STLMade spotlights UMSL-led research on pollination in urban orchards
Aimee Dunlap, an associate professor of biology at the University of Missouri–St. Louis, has been directing a project studying pollination in urban and suburban orchards with colleagues at six institutions across the St. Louis region since last fall.
STLMade, an initiative of Greater St. Louis Inc. spotlighting notable and innovative work being done in the region, featured the collaboration in a feature story and video headlined “Hive Mind” on its website last week. It was the first installment of a two-part series about the project.
The research dives into the role of bees in pollination with the goal of maximizing fruit production while supporting biodiversity, and it’s supported by a $633,000 grant from the U.S. Department of Agriculture’s National Institute of Food and Agriculture.
“I think that sometimes, when we think of animal behavior and we think about nature, we think about nature that’s far off,” Dunlap told STLMade. “It’s in Glacier National Park. It’s whales in the ocean. But right in your backyard is so much drama of what’s going on, just among the insects. A lot of times when we’re in our yards or we’re at a picnic, we see bees around. Those bees have fascinating lives. And we have so many different kinds of bees that all have different natural histories, like how they handle the winter, how they find mates, how they’re finding food, how they’re nesting. There’s such diversity here – when you dig into that, it is absolutely fabulous.”
Dunlap specializes in urban ecology and bee behavior, and she is a master gardener who volunteers with the 13th Street Community Garden in her Old North St.

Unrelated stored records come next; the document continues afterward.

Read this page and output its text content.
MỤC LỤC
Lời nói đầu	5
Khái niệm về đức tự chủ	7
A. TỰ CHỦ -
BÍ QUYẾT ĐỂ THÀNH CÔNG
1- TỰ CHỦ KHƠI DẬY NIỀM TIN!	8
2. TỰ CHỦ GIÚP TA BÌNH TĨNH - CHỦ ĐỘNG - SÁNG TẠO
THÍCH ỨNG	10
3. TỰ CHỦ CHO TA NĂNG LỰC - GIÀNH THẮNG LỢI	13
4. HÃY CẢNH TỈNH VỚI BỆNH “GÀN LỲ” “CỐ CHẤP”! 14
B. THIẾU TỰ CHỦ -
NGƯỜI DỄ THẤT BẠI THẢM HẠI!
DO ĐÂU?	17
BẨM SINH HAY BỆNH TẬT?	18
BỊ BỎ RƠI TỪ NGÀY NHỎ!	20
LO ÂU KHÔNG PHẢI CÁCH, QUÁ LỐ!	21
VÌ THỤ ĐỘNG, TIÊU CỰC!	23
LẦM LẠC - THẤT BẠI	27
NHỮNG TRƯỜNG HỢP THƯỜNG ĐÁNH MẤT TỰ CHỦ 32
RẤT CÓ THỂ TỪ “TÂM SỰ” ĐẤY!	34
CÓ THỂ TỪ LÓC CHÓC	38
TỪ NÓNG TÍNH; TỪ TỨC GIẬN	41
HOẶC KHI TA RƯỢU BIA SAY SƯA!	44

Louis neighborhood.
“Urban orchards are growing, and in St. Louis, we’re up to over 50 of them thanks to Seed St. Louis and Dean Gunderson,” Dunlap said in the video, referring to Seed St. Louis’ director of education. “But one aspect of those urban orchards – because they tend to be so small – is that the fruit production is great some years and poor other years. We’re really looking at ways of making that better – how are we going to maximize this fruit production?”
They aren’t just focusing on the pollinators but also on the plants as they study the role pollination plays in supporting a thriving ecosystem.
“We have experts and people that are tending to each single step of the entire pollination process, all the way from the emergence of a flower bud to the moment that you pick that apple or that fruit from the tree,” said Gerardo Camilo, a professor of biology at Saint Louis University who has done extensive research on the communities of bee pollinators present in St. Louis.
In addition to Dunlap and Camilo, the team of researchers includes UMSL Associate Professor Nathan Muchhala; Ed Spevak, curator of invertebrates at the Saint Louis Zoo and director of the Saint Louis Zoo WildCare Institute Center for Native Pollinator Conservation; Nicole Miller-Struttmann, the Laurance L. Browning Jr. Endowed Associate Professor of Biology at Webster University; Kyra Krakos, the coordinator of sustainability & environmental stewardship and associate professor of biology at Maryville University; and Peter Hoch, curator emeritus at the Missouri Botanical Garden.